Every request/response logged with: timestamp, server_name, method, tool_name, request/response preview (256KB cap), decision, duration_ms, error_message, process_name, bytes sent/received.

Read `references/mcp-wire.md` for the full wire format details.

## Testing

### Unit tests

`cargo test -p capsem-mcp` -- param serde roundtrips, UDS path resolution, tool router registration, schema constants.

`cargo test -p capsem-core mcp` -- gateway, policy, server manager, type serialization.

### Integration tests (Python)

The MCP integration tests (`tests/capsem-mcp/`) are black-box tests that boot a real service + VM and exercise the full MCP protocol over stdio.

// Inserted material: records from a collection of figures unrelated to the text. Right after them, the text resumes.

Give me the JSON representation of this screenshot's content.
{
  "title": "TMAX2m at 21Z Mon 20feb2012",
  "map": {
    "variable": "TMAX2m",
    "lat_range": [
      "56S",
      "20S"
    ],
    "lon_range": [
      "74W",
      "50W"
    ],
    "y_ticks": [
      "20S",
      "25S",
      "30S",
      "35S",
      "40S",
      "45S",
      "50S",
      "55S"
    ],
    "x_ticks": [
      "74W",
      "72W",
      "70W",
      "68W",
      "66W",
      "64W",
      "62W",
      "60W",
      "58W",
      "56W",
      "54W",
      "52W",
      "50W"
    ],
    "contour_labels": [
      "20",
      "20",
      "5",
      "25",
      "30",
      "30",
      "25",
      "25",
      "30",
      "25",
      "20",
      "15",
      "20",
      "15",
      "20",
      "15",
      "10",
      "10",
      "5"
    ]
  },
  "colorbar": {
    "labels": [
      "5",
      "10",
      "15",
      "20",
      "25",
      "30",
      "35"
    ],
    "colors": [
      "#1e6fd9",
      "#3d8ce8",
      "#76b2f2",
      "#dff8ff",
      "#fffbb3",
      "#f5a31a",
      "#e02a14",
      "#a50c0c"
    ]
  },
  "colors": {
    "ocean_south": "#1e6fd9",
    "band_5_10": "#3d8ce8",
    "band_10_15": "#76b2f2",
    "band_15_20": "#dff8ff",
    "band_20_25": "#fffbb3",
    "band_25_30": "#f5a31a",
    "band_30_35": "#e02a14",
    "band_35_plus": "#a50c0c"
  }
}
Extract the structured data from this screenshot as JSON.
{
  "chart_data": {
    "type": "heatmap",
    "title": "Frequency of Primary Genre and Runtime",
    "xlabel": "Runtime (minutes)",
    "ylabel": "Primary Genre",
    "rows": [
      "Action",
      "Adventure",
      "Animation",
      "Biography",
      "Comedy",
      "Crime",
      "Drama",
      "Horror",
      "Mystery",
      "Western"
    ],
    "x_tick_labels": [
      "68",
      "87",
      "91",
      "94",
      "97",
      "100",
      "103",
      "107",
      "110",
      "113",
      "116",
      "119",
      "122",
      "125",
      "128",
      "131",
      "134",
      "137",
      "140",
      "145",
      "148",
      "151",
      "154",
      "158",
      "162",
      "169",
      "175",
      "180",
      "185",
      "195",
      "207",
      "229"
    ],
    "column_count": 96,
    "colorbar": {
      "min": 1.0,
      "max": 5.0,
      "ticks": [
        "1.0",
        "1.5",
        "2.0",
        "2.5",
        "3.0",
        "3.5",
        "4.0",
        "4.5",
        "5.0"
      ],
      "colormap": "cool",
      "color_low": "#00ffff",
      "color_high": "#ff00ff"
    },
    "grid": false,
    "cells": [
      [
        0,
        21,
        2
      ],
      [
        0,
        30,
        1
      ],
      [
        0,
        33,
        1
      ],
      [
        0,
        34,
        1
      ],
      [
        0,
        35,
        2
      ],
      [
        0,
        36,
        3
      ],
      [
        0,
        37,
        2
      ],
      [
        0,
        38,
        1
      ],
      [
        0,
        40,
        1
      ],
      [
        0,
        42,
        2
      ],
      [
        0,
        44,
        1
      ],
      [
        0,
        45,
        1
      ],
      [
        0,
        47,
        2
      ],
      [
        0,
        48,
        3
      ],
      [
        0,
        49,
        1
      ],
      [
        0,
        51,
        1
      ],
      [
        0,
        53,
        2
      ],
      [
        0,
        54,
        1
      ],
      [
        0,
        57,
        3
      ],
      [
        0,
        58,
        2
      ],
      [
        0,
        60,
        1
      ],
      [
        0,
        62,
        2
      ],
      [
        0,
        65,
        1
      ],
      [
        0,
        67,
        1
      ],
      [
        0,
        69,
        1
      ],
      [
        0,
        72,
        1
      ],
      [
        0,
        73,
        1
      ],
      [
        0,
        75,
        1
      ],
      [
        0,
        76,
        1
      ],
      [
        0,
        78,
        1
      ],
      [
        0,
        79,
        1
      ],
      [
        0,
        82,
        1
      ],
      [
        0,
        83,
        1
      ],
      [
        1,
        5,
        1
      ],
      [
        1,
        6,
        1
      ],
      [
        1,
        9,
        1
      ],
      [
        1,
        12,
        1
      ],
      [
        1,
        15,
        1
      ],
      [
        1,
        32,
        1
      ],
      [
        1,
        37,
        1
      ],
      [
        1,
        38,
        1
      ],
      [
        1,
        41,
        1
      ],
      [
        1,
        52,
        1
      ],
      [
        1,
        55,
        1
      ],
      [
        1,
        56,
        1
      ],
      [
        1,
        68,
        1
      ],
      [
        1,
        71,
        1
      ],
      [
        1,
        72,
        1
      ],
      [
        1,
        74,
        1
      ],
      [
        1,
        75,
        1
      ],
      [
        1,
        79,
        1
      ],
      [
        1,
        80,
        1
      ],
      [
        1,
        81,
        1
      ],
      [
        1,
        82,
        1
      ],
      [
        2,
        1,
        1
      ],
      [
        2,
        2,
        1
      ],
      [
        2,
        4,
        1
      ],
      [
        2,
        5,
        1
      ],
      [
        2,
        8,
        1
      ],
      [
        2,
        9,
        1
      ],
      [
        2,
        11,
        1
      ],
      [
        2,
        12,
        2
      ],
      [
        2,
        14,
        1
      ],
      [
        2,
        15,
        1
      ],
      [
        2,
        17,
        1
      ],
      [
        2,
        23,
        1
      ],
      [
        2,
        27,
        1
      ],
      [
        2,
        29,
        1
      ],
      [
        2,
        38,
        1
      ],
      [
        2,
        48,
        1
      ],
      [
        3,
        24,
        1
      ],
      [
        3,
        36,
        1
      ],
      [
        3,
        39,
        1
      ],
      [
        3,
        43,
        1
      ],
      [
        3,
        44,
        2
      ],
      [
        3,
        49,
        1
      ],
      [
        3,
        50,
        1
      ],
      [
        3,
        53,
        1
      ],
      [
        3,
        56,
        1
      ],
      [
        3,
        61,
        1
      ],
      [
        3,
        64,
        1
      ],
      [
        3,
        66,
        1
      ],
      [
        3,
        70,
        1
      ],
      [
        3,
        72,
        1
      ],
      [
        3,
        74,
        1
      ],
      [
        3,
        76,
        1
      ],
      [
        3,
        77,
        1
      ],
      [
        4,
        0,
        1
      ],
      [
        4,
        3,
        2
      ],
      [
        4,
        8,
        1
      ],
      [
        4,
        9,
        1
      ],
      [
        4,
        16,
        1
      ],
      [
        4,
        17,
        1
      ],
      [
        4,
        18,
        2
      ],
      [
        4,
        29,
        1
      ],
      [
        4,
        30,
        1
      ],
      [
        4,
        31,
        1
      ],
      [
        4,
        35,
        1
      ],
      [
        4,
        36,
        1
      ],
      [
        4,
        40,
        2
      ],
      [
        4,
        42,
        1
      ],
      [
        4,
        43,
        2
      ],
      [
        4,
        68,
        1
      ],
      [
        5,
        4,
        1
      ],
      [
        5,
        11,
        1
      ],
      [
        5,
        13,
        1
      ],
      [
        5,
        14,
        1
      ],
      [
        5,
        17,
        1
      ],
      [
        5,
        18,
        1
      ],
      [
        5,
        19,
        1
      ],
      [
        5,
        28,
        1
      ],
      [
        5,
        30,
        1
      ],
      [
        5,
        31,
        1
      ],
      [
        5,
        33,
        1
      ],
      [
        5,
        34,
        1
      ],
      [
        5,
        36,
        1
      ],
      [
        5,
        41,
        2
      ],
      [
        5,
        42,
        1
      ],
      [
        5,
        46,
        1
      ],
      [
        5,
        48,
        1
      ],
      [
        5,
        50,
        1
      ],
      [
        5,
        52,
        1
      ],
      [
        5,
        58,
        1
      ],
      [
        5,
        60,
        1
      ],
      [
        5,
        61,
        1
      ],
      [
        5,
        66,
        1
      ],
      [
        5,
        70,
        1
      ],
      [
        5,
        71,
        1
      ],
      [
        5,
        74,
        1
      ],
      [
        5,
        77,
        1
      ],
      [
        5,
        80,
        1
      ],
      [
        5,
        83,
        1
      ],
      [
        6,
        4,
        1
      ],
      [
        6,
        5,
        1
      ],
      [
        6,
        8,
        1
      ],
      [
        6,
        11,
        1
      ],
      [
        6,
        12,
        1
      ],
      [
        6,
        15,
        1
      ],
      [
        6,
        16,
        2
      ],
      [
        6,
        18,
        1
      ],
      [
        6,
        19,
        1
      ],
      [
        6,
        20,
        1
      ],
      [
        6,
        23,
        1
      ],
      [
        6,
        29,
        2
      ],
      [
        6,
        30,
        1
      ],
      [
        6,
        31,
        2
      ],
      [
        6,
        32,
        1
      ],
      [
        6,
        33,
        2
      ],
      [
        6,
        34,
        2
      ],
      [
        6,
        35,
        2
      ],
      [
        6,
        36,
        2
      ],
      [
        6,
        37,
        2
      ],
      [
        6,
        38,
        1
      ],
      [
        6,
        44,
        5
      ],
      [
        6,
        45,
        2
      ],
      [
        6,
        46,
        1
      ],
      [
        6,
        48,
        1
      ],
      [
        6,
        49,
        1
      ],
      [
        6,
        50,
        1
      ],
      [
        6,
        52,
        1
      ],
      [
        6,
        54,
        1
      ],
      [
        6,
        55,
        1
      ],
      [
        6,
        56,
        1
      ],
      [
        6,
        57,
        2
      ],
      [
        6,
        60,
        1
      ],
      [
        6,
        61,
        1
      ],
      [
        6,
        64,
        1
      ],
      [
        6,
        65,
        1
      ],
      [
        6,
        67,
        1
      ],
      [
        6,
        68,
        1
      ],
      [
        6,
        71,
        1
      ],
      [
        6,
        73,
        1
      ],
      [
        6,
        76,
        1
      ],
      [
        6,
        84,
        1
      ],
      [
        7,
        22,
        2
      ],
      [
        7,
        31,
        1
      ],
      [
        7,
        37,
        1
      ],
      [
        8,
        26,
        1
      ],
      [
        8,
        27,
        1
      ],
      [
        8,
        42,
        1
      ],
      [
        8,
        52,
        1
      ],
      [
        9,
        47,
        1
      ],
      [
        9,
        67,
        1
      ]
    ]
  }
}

**Run with:** `just test-mcp` (or `pytest tests/capsem-mcp/ -m mcp -v`)

**Test files:**

| File | What it covers |
|------|---------------|
| `test_discovery.py` | Tool listing, schema validation |
| `test_lifecycle.py` | Create, delete, list, info, error paths |
| `test_exec.py` | Command execution, stdout/stderr, exit codes |
| `test_file_io.py` | Read/write, unicode, large payloads, edge cases |
| `test_inspect.py` | DB schema query, SQL execution, error cases |
| `test_errors.py` | Deleted VM ops, concurrent isolation, error mapping |
| `test_fork_images.py` | Fork lifecycle, image CRUD, create-from-image, error cases |
| `test_winter_is_coming.py` | Full fork e2e: install packages + write workspace, fork, verify survival, assert fork < 500ms and image < 12MB |

**Fixture architecture:**

- `capsem_service` (session scope) -- spawns capsem-service on isolated temp socket, codesigns binaries on macOS
- `mcp_session` (per-test) -- fresh capsem-mcp subprocess with JSON-RPC handshake, returns `McpSession` helper
- `shared_vm` (session scope) -- one long-lived VM for non-destructive tests, avoids repeated boot overhead
- `fresh_vm` (per-test factory) -- creates uniquely named VMs with auto-cleanup for destructive tests

**McpSession helper** (`tests/capsem-mcp/conftest.py`): wraps capsem-mcp subprocess with JSON-RPC 2.0 protocol. Key methods:
- `request(method, params)` -- send NDJSON, read response
- `call_tool(name, args)` -- call tool, assert success, parse JSON content
- `call_tool_raw(name, args)` -- raw response (no assertions)

### In-VM diagnostics

`just run "capsem-doctor -k mcp"` -- tests tool routing and domain blocking inside the guest.

### Manual validation

Boot interactively, run a workload, then inspect telemetry:
```bash
just run
# (in another terminal)
just inspect-session <vm_id> "SELECT * FROM mcp_calls"
```

Or use MCP tools directly (see "Fast debugging" section above) for the same workflow without leaving Claude Code.

## Lessons learned

1. **Never prepend headers to JSON output.** MCP tool responses with `format=json` must return raw, parseable JSON. Do not wrap JSON in pagination headers, content-length prefixes, or any other text. The `snapshots_changes` tool broke because `paginated_response()` prepended `"Content length: ...\nShowing: ...\n"` to the JSON array, making `json.loads()` fail. Rule: if a tool offers both text and JSON formats, branch early and return JSON directly without passing through text-oriented helpers like `paginated_response()`.